While carbonic dichloride has important industrial uses, its high toxicity and hazardous properties demand strict safety measures in handling, storage, and transportation to prevent accidents and ensure the well-being of workers and the environment.
Questions:
Q: What does phosgene gas do to a person?
A: Carbonic dichloride gas can cause respiratory damage, leading to difficulty breathing and potentially fatal pulmonary edema.
Q: What is phosgene?
A: Carbonic dichloride is a highly toxic chemical compound used in various industrial processes.
Q: What is phosgene gas?
A: Carbonic dichloride gas is the gaseous form of the chemical compound, known for its suffocating and toxic effects on the respiratory system.
Q: What does phosgene do to the body?
A: Carbonic dichloride can damage the lungs, causing fluid buildup and severe respiratory distress.
Q: How many times will Grignard react with phosgene?
A: Grignard reagent reacts with carbonic dichloride only once, forming a ketone.
Q: What human organ did chlorine and phosgene gases attack?
A: Chlorine and carbonic dichloride gases mainly attack the lungs.
Q: How does phosgene gas kill you?
A: Carbonic dichloride gas causes severe lung irritation, leading to fluid buildup and suffocation.
Q: Who invented phosgene gas?
A: Carbonic dichloride gas was discovered by British chemist John Davy in 1812.
Q: Carbonic dichloride gas effects?
A: Carbonic dichloride gas can cause respiratory damage, pulmonary edema, and in severe cases, death.

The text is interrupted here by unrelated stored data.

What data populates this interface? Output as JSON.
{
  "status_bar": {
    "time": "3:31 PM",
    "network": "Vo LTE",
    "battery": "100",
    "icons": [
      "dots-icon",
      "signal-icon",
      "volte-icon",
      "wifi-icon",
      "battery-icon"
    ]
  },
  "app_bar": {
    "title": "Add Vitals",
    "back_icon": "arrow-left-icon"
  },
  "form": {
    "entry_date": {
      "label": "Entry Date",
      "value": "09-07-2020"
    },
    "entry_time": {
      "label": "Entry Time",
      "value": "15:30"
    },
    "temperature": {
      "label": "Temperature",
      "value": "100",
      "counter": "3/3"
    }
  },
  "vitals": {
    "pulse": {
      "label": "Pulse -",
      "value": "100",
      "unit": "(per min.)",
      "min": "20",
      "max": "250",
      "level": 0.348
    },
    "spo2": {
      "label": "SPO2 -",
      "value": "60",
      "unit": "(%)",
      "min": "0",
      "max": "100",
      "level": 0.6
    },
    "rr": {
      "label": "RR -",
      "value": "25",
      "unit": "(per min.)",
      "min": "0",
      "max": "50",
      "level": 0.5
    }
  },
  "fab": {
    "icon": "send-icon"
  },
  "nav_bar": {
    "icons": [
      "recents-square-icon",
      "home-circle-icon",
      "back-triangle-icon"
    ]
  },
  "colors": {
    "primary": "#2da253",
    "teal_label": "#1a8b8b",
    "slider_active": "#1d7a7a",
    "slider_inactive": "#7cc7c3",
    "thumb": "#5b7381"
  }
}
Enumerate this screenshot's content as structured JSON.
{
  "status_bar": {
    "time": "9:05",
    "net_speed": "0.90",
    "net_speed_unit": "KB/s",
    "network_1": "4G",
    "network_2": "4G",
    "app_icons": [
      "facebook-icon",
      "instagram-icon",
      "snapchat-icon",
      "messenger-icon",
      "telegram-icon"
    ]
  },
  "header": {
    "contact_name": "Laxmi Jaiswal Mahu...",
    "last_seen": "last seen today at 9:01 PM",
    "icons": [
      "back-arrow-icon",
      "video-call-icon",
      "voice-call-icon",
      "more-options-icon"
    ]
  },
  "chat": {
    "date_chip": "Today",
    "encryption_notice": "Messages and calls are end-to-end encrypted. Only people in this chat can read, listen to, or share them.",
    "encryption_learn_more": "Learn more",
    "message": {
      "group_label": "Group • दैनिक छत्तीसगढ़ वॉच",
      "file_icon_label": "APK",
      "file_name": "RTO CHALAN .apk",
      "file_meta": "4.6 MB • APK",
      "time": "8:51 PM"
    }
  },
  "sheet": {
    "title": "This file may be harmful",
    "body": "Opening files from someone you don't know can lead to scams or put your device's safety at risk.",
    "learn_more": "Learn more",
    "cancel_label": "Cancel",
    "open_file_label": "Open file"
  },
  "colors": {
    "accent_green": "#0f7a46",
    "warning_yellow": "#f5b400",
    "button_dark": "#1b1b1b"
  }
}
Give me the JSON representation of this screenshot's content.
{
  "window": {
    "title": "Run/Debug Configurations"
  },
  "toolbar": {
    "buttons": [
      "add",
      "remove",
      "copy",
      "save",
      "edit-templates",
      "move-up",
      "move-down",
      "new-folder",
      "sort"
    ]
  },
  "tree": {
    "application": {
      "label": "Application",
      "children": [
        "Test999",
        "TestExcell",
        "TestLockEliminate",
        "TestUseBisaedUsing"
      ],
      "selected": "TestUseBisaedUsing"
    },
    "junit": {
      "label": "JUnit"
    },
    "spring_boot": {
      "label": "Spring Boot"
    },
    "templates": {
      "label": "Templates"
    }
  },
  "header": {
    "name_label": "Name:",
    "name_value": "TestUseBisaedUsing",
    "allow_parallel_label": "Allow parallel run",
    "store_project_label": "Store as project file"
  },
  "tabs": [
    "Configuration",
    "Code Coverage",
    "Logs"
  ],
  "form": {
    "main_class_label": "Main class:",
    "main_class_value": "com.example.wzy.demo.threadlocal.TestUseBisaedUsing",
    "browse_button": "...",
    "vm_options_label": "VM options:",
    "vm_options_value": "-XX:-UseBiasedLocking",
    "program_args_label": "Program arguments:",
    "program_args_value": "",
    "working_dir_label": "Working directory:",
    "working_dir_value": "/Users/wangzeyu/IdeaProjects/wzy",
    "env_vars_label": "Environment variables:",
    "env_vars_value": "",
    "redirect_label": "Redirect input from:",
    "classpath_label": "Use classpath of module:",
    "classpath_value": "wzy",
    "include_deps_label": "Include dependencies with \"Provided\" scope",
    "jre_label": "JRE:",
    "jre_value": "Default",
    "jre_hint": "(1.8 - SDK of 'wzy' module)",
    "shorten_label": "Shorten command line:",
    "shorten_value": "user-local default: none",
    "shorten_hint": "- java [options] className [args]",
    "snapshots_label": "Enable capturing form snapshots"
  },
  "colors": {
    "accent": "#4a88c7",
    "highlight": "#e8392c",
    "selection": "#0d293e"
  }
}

Q: Carbonic dichloride Lewis structure?
A: Carbonic dichloride’s Lewis structure consists of one carbon double-bonded to oxygen and single-bonded to two chlorine atoms.
Q: Carbonic dichloride gas WW1?
A: Carbonic dichloride gas was used as a chemical weapon in World War I, inflicting devastating effects on soldiers.
Q: When was phosgene gas first used?
A: Carbonic dichloride gas was first used as a chemical weapon in World War I, in 1915.
Q: Where does phosgene come from?
A: Carbonic dichloride is usually produced by reacting chlorine with carbon monoxide or other carbon-containing compounds.